Он пригласил меня на мессу, и я из вежливости обещал прийти, зная, что не пойду. Мне там было нечего делать — я же еретик. Кроме того, меня часто раздражали западные люди, которые на родине в церковь никогда не ходят, но в Китае не пропускают ни одной службы, словно им вожжа под хвост попала: так они декларируют свою непохожесть или, возможно, молчаливо упрекают китайцев: можно подумать, будто свобода вероисповедания — экзамен на толерантность для китайских властей. Собственно, да, свобода вероисповедания — это тоже мерило, но как-то досадно было видеть, что этой проверке подвергают китайцев неверующие американцы. И потому в Китае я не посещал церковь, но иногда, увидев на траве птичку, преклонял колени и благоговейно любовался: надо же, живая, скачет.
СКРИПАЧ И ХУНВЭЙБИНЫ
Однажды в Шанхае я познакомился с моложавым на вид, элегантным мужчиной по имени Ван. Оказалось, мы родились в один год — год Змеи (правда, Ван, как принято у китайцев; вместо слова «змея» употреблял эвфемизм «маленький дракон»). Он был столь приветлив и словоохотлив, что я стал часто с ним видеться, обычно за ленчем в отеле «Цзинь Цзян». Ван был человек с тонкой душевной организации, но не лишенный чувства иронии. Как-то он упомянул, что испытал величайшее счастье в своей жизни, когда гулял по улицам в Сан-Франциско во время своей единственной поездки в Штаты — но никогда не пускался в занудные рассуждения на сей счет и не просил меня о помощи.
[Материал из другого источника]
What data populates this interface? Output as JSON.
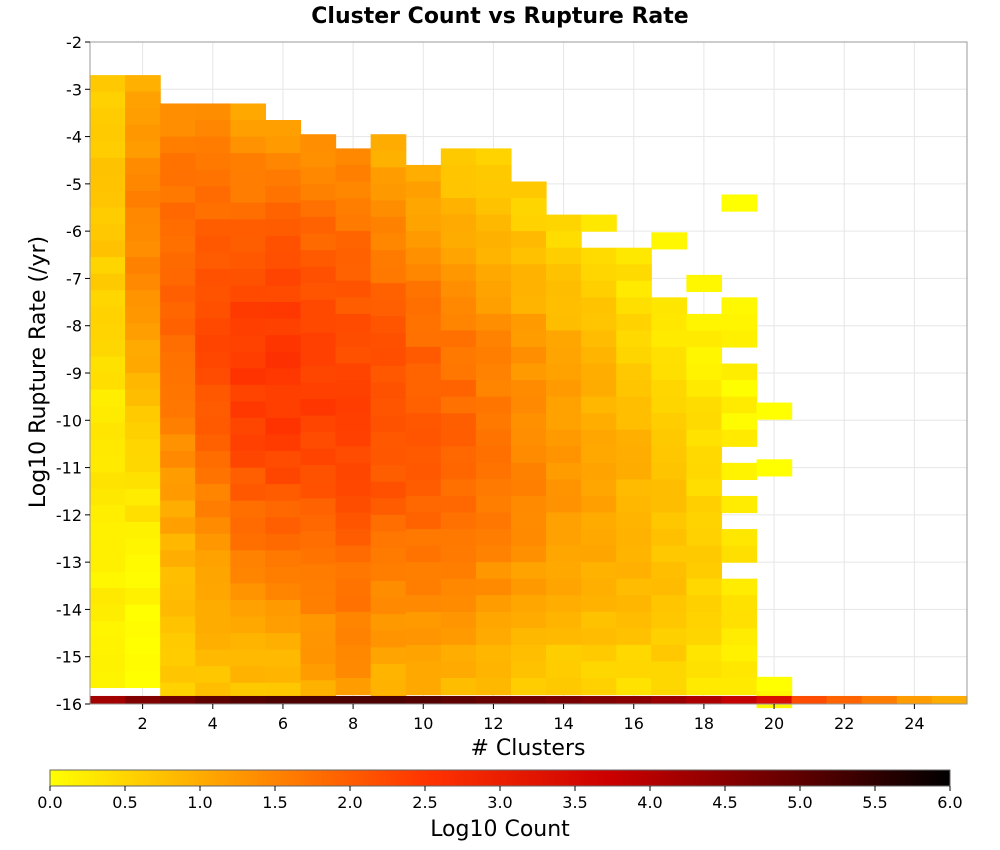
{
  "chart_data": {
    "type": "heatmap",
    "title": "Cluster Count vs Rupture Rate",
    "xlabel": "# Clusters",
    "ylabel": "Log10 Rupture Rate (/yr)",
    "xlim": [
      0.5,
      25.5
    ],
    "ylim": [
      -16,
      -2
    ],
    "bin_height": 0.35,
    "x_ticks": [
      2,
      4,
      6,
      8,
      10,
      12,
      14,
      16,
      18,
      20,
      22,
      24
    ],
    "y_ticks": [
      -2,
      -3,
      -4,
      -5,
      -6,
      -7,
      -8,
      -9,
      -10,
      -11,
      -12,
      -13,
      -14,
      -15,
      -16
    ],
    "grid": true,
    "columns": [
      {
        "x": 1,
        "top": -2.7,
        "bottom": -16.0,
        "peak": 0.7,
        "peak_y": -4.8,
        "spread": 4.0,
        "edge": 0.2
      },
      {
        "x": 2,
        "top": -2.7,
        "bottom": -16.0,
        "peak": 1.5,
        "peak_y": -6.0,
        "spread": 4.5,
        "edge": 0.0
      },
      {
        "x": 3,
        "top": -3.3,
        "bottom": -16.0,
        "peak": 1.9,
        "peak_y": -7.0,
        "spread": 5.0,
        "edge": 0.6
      },
      {
        "x": 4,
        "top": -3.3,
        "bottom": -16.0,
        "peak": 2.2,
        "peak_y": -8.0,
        "spread": 5.0,
        "edge": 0.6
      },
      {
        "x": 5,
        "top": -3.3,
        "bottom": -16.0,
        "peak": 2.45,
        "peak_y": -8.8,
        "spread": 5.5,
        "edge": 0.3
      },
      {
        "x": 6,
        "top": -3.65,
        "bottom": -16.0,
        "peak": 2.5,
        "peak_y": -9.0,
        "spread": 5.5,
        "edge": 0.3
      },
      {
        "x": 7,
        "top": -3.95,
        "bottom": -16.0,
        "peak": 2.4,
        "peak_y": -9.2,
        "spread": 5.5,
        "edge": 0.6
      },
      {
        "x": 8,
        "top": -4.25,
        "bottom": -16.0,
        "peak": 2.3,
        "peak_y": -9.6,
        "spread": 5.5,
        "edge": 0.8
      },
      {
        "x": 9,
        "top": -3.95,
        "bottom": -16.0,
        "peak": 2.2,
        "peak_y": -9.8,
        "spread": 5.5,
        "edge": 0.3
      },
      {
        "x": 10,
        "top": -4.6,
        "bottom": -16.0,
        "peak": 2.05,
        "peak_y": -10.2,
        "spread": 5.5,
        "edge": 0.3
      },
      {
        "x": 11,
        "top": -4.25,
        "bottom": -16.0,
        "peak": 1.9,
        "peak_y": -10.5,
        "spread": 5.3,
        "edge": 0.2
      },
      {
        "x": 12,
        "top": -4.25,
        "bottom": -16.0,
        "peak": 1.7,
        "peak_y": -10.6,
        "spread": 5.2,
        "edge": 0.2
      },
      {
        "x": 13,
        "top": -4.95,
        "bottom": -16.0,
        "peak": 1.45,
        "peak_y": -10.8,
        "spread": 5.0,
        "edge": 0.2
      },
      {
        "x": 14,
        "top": -5.65,
        "bottom": -16.0,
        "peak": 1.25,
        "peak_y": -11.0,
        "spread": 4.8,
        "edge": 0.1
      },
      {
        "x": 15,
        "top": -5.65,
        "bottom": -16.0,
        "peak": 1.1,
        "peak_y": -11.3,
        "spread": 4.6,
        "edge": 0.1
      },
      {
        "x": 16,
        "top": -6.0,
        "bottom": -16.0,
        "peak": 0.95,
        "peak_y": -11.8,
        "spread": 4.2,
        "edge": 0.1
      },
      {
        "x": 17,
        "top": -6.35,
        "bottom": -16.0,
        "peak": 0.75,
        "peak_y": -12.4,
        "spread": 4.0,
        "edge": 0.1
      },
      {
        "x": 18,
        "top": -7.75,
        "bottom": -16.0,
        "peak": 0.55,
        "peak_y": -12.8,
        "spread": 3.5,
        "edge": 0.1
      },
      {
        "x": 19,
        "top": -7.4,
        "bottom": -16.0,
        "peak": 0.3,
        "peak_y": -13.5,
        "spread": 3.0,
        "edge": 0.1
      }
    ],
    "gaps": [
      {
        "x": 16,
        "y": -6.2
      },
      {
        "x": 15,
        "y": -6.2
      },
      {
        "x": 19,
        "y": -8.6
      },
      {
        "x": 19,
        "y": -10.8
      },
      {
        "x": 19,
        "y": -11.5
      },
      {
        "x": 19,
        "y": -12.2
      },
      {
        "x": 19,
        "y": -13.0
      },
      {
        "x": 18,
        "y": -6.6
      },
      {
        "x": 18,
        "y": -6.9
      },
      {
        "x": 18,
        "y": -7.3
      },
      {
        "x": 17,
        "y": -6.6
      },
      {
        "x": 17,
        "y": -7.0
      },
      {
        "x": 17,
        "y": -7.3
      }
    ],
    "extra_cells": [
      {
        "x": 17,
        "y": -6.2,
        "v": 0.1
      },
      {
        "x": 18,
        "y": -7.1,
        "v": 0.1
      },
      {
        "x": 19,
        "y": -5.4,
        "v": 0.0
      },
      {
        "x": 20,
        "y": -9.8,
        "v": 0.0
      },
      {
        "x": 20,
        "y": -11.0,
        "v": 0.0
      },
      {
        "x": 20,
        "y": -15.6,
        "v": 0.0
      },
      {
        "x": 20,
        "y": -15.9,
        "v": 0.1
      }
    ],
    "bottom_row": [
      {
        "x": 1,
        "v": 4.2
      },
      {
        "x": 2,
        "v": 4.6
      },
      {
        "x": 3,
        "v": 4.8
      },
      {
        "x": 4,
        "v": 5.0
      },
      {
        "x": 5,
        "v": 5.1
      },
      {
        "x": 6,
        "v": 5.2
      },
      {
        "x": 7,
        "v": 5.2
      },
      {
        "x": 8,
        "v": 5.2
      },
      {
        "x": 9,
        "v": 5.2
      },
      {
        "x": 10,
        "v": 5.1
      },
      {
        "x": 11,
        "v": 5.0
      },
      {
        "x": 12,
        "v": 4.9
      },
      {
        "x": 13,
        "v": 4.8
      },
      {
        "x": 14,
        "v": 4.7
      },
      {
        "x": 15,
        "v": 4.6
      },
      {
        "x": 16,
        "v": 4.5
      },
      {
        "x": 17,
        "v": 4.3
      },
      {
        "x": 18,
        "v": 4.1
      },
      {
        "x": 19,
        "v": 3.8
      },
      {
        "x": 20,
        "v": 3.4
      },
      {
        "x": 21,
        "v": 2.2
      },
      {
        "x": 22,
        "v": 1.9
      },
      {
        "x": 23,
        "v": 1.6
      },
      {
        "x": 24,
        "v": 1.2
      },
      {
        "x": 25,
        "v": 1.0
      }
    ],
    "colorbar": {
      "label": "Log10 Count",
      "range": [
        0.0,
        6.0
      ],
      "ticks": [
        "0.0",
        "0.5",
        "1.0",
        "1.5",
        "2.0",
        "2.5",
        "3.0",
        "3.5",
        "4.0",
        "4.5",
        "5.0",
        "5.5",
        "6.0"
      ],
      "colors": [
        "#ffff00",
        "#ffa500",
        "#ff3300",
        "#cc0000",
        "#660000",
        "#000000"
      ]
    }
  }
}
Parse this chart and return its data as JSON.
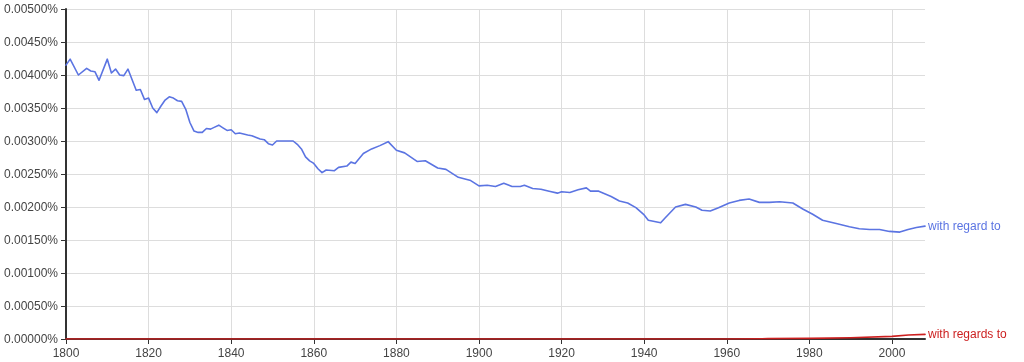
{
  "chart_data": {
    "type": "line",
    "xlim": [
      1800,
      2008
    ],
    "xticks": [
      1800,
      1820,
      1840,
      1860,
      1880,
      1900,
      1920,
      1940,
      1960,
      1980,
      2000
    ],
    "ylim": [
      0,
      0.005
    ],
    "yticks": [
      {
        "value": 0,
        "label": "0.00000%"
      },
      {
        "value": 0.0005,
        "label": "0.00050%"
      },
      {
        "value": 0.001,
        "label": "0.00100%"
      },
      {
        "value": 0.0015,
        "label": "0.00150%"
      },
      {
        "value": 0.002,
        "label": "0.00200%"
      },
      {
        "value": 0.0025,
        "label": "0.00250%"
      },
      {
        "value": 0.003,
        "label": "0.00300%"
      },
      {
        "value": 0.0035,
        "label": "0.00350%"
      },
      {
        "value": 0.004,
        "label": "0.00400%"
      },
      {
        "value": 0.0045,
        "label": "0.00450%"
      },
      {
        "value": 0.005,
        "label": "0.00500%"
      }
    ],
    "grid": true,
    "legend": false,
    "marker": "none",
    "line_style": "solid",
    "series": [
      {
        "name": "with regard to",
        "color": "#5b74e2",
        "x": [
          1800,
          1801,
          1803,
          1805,
          1806,
          1807,
          1808,
          1810,
          1811,
          1812,
          1813,
          1814,
          1815,
          1817,
          1818,
          1819,
          1820,
          1821,
          1822,
          1823,
          1824,
          1825,
          1826,
          1827,
          1828,
          1829,
          1830,
          1831,
          1832,
          1833,
          1834,
          1835,
          1836,
          1837,
          1838,
          1839,
          1840,
          1841,
          1842,
          1844,
          1845,
          1847,
          1848,
          1849,
          1850,
          1851,
          1853,
          1855,
          1856,
          1857,
          1858,
          1859,
          1860,
          1861,
          1862,
          1863,
          1865,
          1866,
          1868,
          1869,
          1870,
          1872,
          1874,
          1876,
          1878,
          1880,
          1882,
          1885,
          1887,
          1890,
          1892,
          1895,
          1898,
          1900,
          1902,
          1904,
          1906,
          1908,
          1910,
          1911,
          1913,
          1915,
          1917,
          1919,
          1920,
          1922,
          1924,
          1926,
          1927,
          1929,
          1932,
          1934,
          1936,
          1938,
          1940,
          1941,
          1944,
          1945,
          1947.6,
          1950,
          1952.5,
          1954,
          1956,
          1958,
          1960.6,
          1963,
          1965.4,
          1967.9,
          1970.3,
          1972.8,
          1976,
          1978.4,
          1980.8,
          1983.2,
          1986.5,
          1989.7,
          1992.1,
          1994.6,
          1997,
          1999.4,
          2001.9,
          2003.9,
          2005.9,
          2008
        ],
        "values": [
          0.00415,
          0.00424,
          0.004,
          0.0041,
          0.00406,
          0.00405,
          0.00392,
          0.00424,
          0.00403,
          0.00409,
          0.004,
          0.00399,
          0.00409,
          0.00377,
          0.00378,
          0.00363,
          0.00365,
          0.0035,
          0.00343,
          0.00353,
          0.00362,
          0.00367,
          0.00365,
          0.00361,
          0.0036,
          0.00348,
          0.00328,
          0.00315,
          0.00313,
          0.00313,
          0.00319,
          0.00318,
          0.00321,
          0.00324,
          0.0032,
          0.00316,
          0.00317,
          0.00311,
          0.00312,
          0.00309,
          0.00308,
          0.00303,
          0.00302,
          0.00296,
          0.00294,
          0.003,
          0.003,
          0.003,
          0.00295,
          0.00288,
          0.00276,
          0.0027,
          0.00266,
          0.00258,
          0.00252,
          0.00256,
          0.00255,
          0.0026,
          0.00262,
          0.00268,
          0.00266,
          0.00281,
          0.00288,
          0.00293,
          0.00299,
          0.00286,
          0.00282,
          0.00269,
          0.0027,
          0.00259,
          0.00257,
          0.00245,
          0.0024,
          0.00232,
          0.00233,
          0.00231,
          0.00236,
          0.00231,
          0.00231,
          0.00233,
          0.00228,
          0.00227,
          0.00224,
          0.00221,
          0.00223,
          0.00222,
          0.00226,
          0.00229,
          0.00224,
          0.00224,
          0.00216,
          0.00209,
          0.00206,
          0.00199,
          0.00188,
          0.0018,
          0.00176,
          0.00183,
          0.002,
          0.00204,
          0.002,
          0.00195,
          0.00194,
          0.00199,
          0.00206,
          0.0021,
          0.00212,
          0.00207,
          0.00207,
          0.00208,
          0.00206,
          0.00197,
          0.00189,
          0.0018,
          0.00175,
          0.0017,
          0.00167,
          0.00166,
          0.00166,
          0.00163,
          0.00162,
          0.00166,
          0.00169,
          0.00171
        ]
      },
      {
        "name": "with regards to",
        "color": "#cc1f1f",
        "x": [
          1800,
          1900,
          1960,
          1970,
          1980,
          1990,
          2000,
          2004,
          2008
        ],
        "values": [
          0,
          0,
          0,
          5e-06,
          1e-05,
          2e-05,
          4e-05,
          6e-05,
          7e-05
        ]
      }
    ]
  }
}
Даже в Шанхае он выделялся из толпы, так как носил канареечно-желтый сюртук и серо-голубые брюки; на запястье у него были золотые часы, на шее цепочка, солнечные очки — дорогие.
— Люблю яркую одежду, — говорил он.
— А во время «культурной революции» вы могли носить яркое?
Рассмеявшись, он сказал:
— Ох; какой же это был хаос!
— Вас критиковали?
— Арестовали. Тогда-то я и начал курить табак. Обнаружил: если куришь, у тебя есть время собраться с мыслями. Они меня вызвали — хунвэйбины. И сказали: «Ты назвал жену Мао, Цзян Цин; сумасшедшей». Да, она правда была сумасшедшая! А я закурил сигарету и сидел, затягивался, думал, что сказать.
— И, что вы ответили?
— Я все равно ответил неправильно! Меня заставили писать рефераты. Заняться самокритикой!